O artigo do FBI dizia que as autoridades foram notificadas das atividades de Mo pela primeira vez em 2011, mas demoraram até 2016 para desvendar completamente toda a trama, que envolveu o rastreamento de cinco conspiradores em seis estados.
“Nossa missão de contra-espionagem é proteger os ativos vitais da América”, disse na época Bill Priestap, diretor assistente da Divisão de Contra-espionagem do FBI. “Acontece que, neste caso, os ativos vitais são as sementes de milho, que exigem muito tempo e dinheiro para serem desenvolvidas.”
O que está atrasando as culturas geneticamente modificadas na Índia?
A produção de algodão na Índia cresceu para 186 kg por hectare em 2001-02, contra 88 kg por hectare em 1950 – uma duplicação em quase 51 anos. Com a implementação do algodão Bt em 2002, o rendimento do algodão cresceu para 510 kg por hectare em 2013-14 – um aumento de quase três vezes em 11 anos.
“Mas na Índia existe uma resistência ideológica às culturas geneticamente modificadas”, disse Gulati. “Por outro lado, as sementes de algodão são utilizadas como alimento para todos os animais leiteiros e, em lugares como Gujarat, o óleo de semente de algodão é um item de consumo doméstico. Portanto, há uma dupla face nisso.”

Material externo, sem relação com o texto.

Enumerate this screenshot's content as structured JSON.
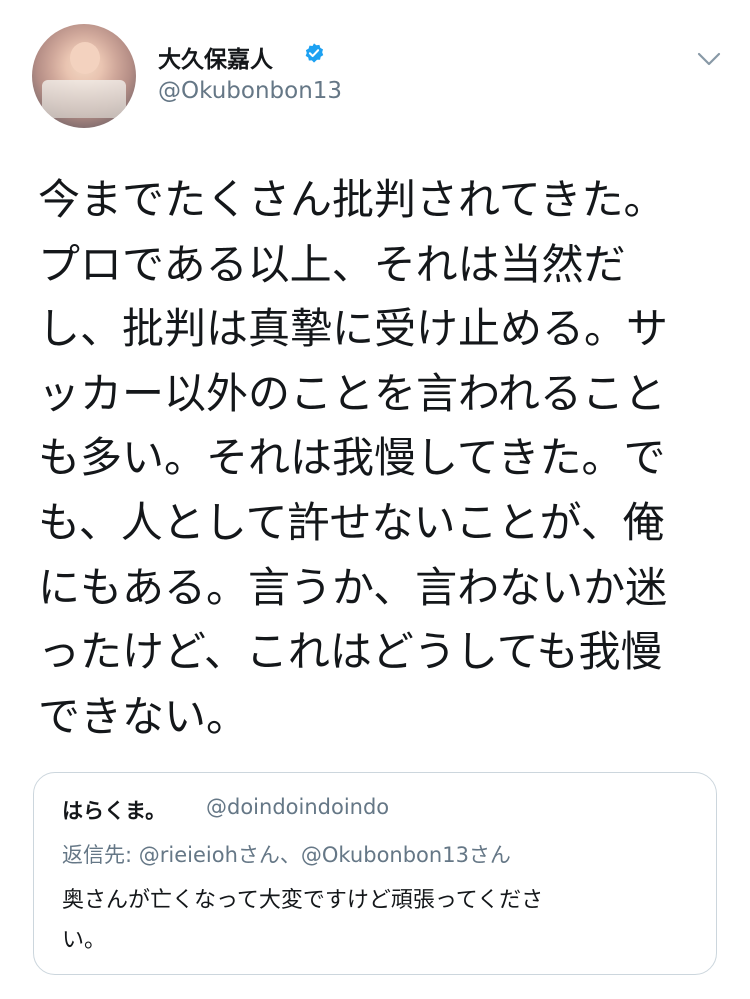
{
  "tweet": {
    "author_name": "大久保嘉人",
    "handle": "@Okubonbon13",
    "verified_icon": "verified-badge-icon",
    "menu_icon": "chevron-down-icon",
    "text_lines": [
      "今までたくさん批判されてきた。",
      "プロである以上、それは当然だ",
      "し、批判は真摯に受け止める。サ",
      "ッカー以外のことを言われること",
      "も多い。それは我慢してきた。で",
      "も、人として許せないことが、俺",
      "にもある。言うか、言わないか迷",
      "ったけど、これはどうしても我慢",
      "できない。"
    ]
  },
  "quoted": {
    "author_name": "はらくま。",
    "handle": "@doindoindoindo",
    "reply_to": "返信先: @rieieiohさん、@Okubonbon13さん",
    "text_lines": [
      "奥さんが亡くなって大変ですけど頑張ってくださ",
      "い。"
    ]
  },
  "colors": {
    "text": "#14171a",
    "secondary": "#657786",
    "verified": "#1da1f2",
    "border": "#ccd6dd"
  }
}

“Mas se quiserem continuar a resistir às culturas geneticamente modificadas, terão de se contentar com os baixos rendimentos”, acrescentou Gulati.
Além do algodão, a Índia aprovou a liberação de variedades geneticamente modificadas de berinjela e mostarda. No entanto, a liberação ambiental de ambas as culturas tem sido dificultada por atrasos governamentais e questões legais, respectivamente, e ambos a pedido de ativistas ambientais.
O Conselho Indiano de Pesquisa Agrícola está em processo de desenvolvimento de variedades geneticamente modificadas de algodão (diferentes variedades do que foi aprovado em 2002), mamão, berinjela, banana, grão de bico, feijão bóer, batata, sorgo, brássica, arroz, linho, trigo e cana-de-açúcar .
Em 2009, o Comitê de Avaliação de Engenharia Genética (GEAC) - o órgão máximo constituído pelo Ministério do Meio Ambiente e das Florestas para dar aprovações para o uso de culturas geneticamente modificadas - aprovou o uso de uma cepa específica de berinjela geneticamente modificada, que era resistente à berinjela.
Contudo, em Fevereiro de 2010, o então ministro do Ambiente, Jairam Ramesh, emitiu uma moratória sobre o uso de berinjela Bt, aguardando testes que satisfizessem as preocupações do “público e dos profissionais”. “A questão dos testes de segurança foi levantada repetidamente pelos críticos da berinjela Bt”, escreveu Ramesh em sua decisão. “O tipo de teste feito, diz-se, não é específico ou rigoroso o suficiente para detectar toxinas. Esta é uma questão importante, uma vez que a berinjela é um item de consumo quase diário para a maioria de nós.”
Além disso, Ramesh levantou preocupações sobre o envolvimento da empresa agroquímica americana Monsanto na produção de berinjela Bt.
“Receios muito sérios foram levantados em muitos setores sobre a possibilidade de a Monsanto controlar a nossa cadeia alimentar se a berinjela Bt for aprovada”, escreveu Ramesh. “Como país, devemos aprender a aproveitar todos os benefícios dos conhecimentos e capacidades da Monsanto, sem pôr em risco a soberania nacional e também desenvolver um poder de compensação para ela.”
Como resultado de suas preocupações, Ramesh impôs uma moratória sobre a liberação de berinjela Bt “até o momento em que estudos científicos independentes estabeleçam, para satisfação do público e dos profissionais, a segurança do produto do ponto de vista de sua longa duração. impacto a longo prazo na saúde humana e no ambiente”.
Mais de 14 anos depois, o governo e as suas agências de testes ainda lutam para cumprir este requisito rigoroso, especialmente aquele relacionado com a satisfação do “público”.